Case Presentation – Selective Endoscopic Posterolateral Discectomy


A 22 year old male with a two year history of low back pain and intermittent right leg pain sustained an acute worsening of his right leg pain 12 days prior to evaluation. He proportionalized his pain to 5% back and 95% leg pain. He complained of a new onset of weakness, tingling, and constant numbness. The pain and numbness radiated down the posterolateral leg to the dorsum of the right foot. He was unable to bear weight on the right leg and was using a walking pole for support. He was unable to sleep supine and had to sleep in a recliner to minimize the pain. Sitting provided some relief. He denied bowel or bladder incontinence, but had constipation for the last 12 days.

Physical Exam

Physical exam revealed an antalgic gait, limited lumbar extension to 10 degrees, tenderness in the right sciatic notch, positive straight leg raising (SLR) and Lasegue’s tests, positive contralateral SLR, 2+ bilateral patella and Achilles deep tendon reflexes, decreased sensation to light touch over the dorsum of the right foot and to a lesser extent the lateral border of the foot, and weakness. The right sided weakness was graded as 4/5 anterior tibialis, 2/5 EHL, 3/5 hip abductor, 4/5 gastroc-soleus. (5/5 is full strength). This was consistent with severe radiculopathy at L5 > L4 and S1.


MRI revealed a large right paracentral/foraminal extruded herniated nucleus pulposus with slight caudal (inferior) migration causing compression of both the exiting and traversing nerve roots. (fig. 1)

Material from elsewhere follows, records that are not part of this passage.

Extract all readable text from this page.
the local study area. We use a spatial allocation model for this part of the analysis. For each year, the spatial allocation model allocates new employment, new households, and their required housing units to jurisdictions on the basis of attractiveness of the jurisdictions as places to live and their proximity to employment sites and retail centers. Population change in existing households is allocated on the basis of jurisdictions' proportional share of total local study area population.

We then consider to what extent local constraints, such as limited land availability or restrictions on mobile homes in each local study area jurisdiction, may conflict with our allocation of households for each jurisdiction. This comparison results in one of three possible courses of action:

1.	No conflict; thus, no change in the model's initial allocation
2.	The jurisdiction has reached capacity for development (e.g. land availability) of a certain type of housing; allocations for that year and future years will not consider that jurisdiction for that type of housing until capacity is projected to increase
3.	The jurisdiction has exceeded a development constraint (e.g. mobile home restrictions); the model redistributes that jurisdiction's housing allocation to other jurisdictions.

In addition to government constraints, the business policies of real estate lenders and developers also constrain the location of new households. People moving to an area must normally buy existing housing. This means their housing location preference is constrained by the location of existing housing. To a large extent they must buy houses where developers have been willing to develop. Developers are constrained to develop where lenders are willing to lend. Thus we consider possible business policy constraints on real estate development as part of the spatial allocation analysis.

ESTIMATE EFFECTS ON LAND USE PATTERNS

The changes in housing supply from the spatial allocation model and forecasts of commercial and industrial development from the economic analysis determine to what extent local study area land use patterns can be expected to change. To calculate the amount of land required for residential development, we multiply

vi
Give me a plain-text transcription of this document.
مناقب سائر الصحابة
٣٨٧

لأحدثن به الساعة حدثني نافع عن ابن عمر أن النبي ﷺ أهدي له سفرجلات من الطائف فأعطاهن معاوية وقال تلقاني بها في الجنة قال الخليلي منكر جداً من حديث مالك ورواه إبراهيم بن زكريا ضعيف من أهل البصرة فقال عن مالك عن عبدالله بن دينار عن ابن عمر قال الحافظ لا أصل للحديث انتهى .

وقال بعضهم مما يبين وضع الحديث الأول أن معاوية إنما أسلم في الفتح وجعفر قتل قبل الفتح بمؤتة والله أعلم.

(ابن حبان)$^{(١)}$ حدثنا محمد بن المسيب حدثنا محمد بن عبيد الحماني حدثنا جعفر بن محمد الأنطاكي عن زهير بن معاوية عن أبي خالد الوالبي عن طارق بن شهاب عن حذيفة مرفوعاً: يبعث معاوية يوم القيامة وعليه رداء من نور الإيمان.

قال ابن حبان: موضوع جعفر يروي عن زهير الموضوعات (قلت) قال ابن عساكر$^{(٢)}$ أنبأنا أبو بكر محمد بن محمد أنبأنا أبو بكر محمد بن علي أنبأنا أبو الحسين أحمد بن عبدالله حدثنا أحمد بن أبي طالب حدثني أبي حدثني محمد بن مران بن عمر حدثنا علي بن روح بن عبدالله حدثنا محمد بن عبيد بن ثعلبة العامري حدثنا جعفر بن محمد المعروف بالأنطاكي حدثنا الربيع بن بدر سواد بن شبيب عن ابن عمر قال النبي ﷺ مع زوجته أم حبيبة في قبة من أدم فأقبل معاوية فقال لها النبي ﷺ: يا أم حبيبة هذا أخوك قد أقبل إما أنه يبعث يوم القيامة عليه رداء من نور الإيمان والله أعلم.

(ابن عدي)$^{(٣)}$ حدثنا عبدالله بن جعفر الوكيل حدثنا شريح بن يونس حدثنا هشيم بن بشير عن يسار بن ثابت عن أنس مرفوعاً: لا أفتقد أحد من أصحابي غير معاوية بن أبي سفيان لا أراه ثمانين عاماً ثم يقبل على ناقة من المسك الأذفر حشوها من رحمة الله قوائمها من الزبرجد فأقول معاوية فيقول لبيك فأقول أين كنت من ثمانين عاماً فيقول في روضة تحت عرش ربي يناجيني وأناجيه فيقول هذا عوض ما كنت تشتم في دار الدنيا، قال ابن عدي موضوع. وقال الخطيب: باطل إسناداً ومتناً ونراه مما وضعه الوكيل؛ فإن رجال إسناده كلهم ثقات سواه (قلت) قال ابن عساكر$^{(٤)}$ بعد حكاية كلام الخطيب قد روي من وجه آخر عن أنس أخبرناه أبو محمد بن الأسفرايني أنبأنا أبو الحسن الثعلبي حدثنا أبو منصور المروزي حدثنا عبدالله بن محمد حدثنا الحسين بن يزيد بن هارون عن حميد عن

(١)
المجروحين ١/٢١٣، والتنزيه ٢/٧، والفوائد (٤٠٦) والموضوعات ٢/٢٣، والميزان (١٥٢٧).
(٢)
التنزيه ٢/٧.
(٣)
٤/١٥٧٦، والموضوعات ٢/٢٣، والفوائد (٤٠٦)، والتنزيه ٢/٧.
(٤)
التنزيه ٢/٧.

Surgery was recommended due to the acute onset and progressive neurologic deficits. After a full discussion of his risks, benefits, and alternatives the patient elected to undergo outpatient selective endoscopic posterolateral discectomy. The patient experienced over 80% pain relief immediately post-op. He had some mild dysesthetic burning over the L4 distribution that started a few days post-op. This completely resolved by 4 weeks with the aid of neurontin 300mg three times per day. A post operative MRI revealed excellent herniation removal without any retained fragments. (fig 2) The patient’s acute pain resolved within 24 hours and he had no pain at all by 4 weeks. His weakness improved to full 5/5 strength.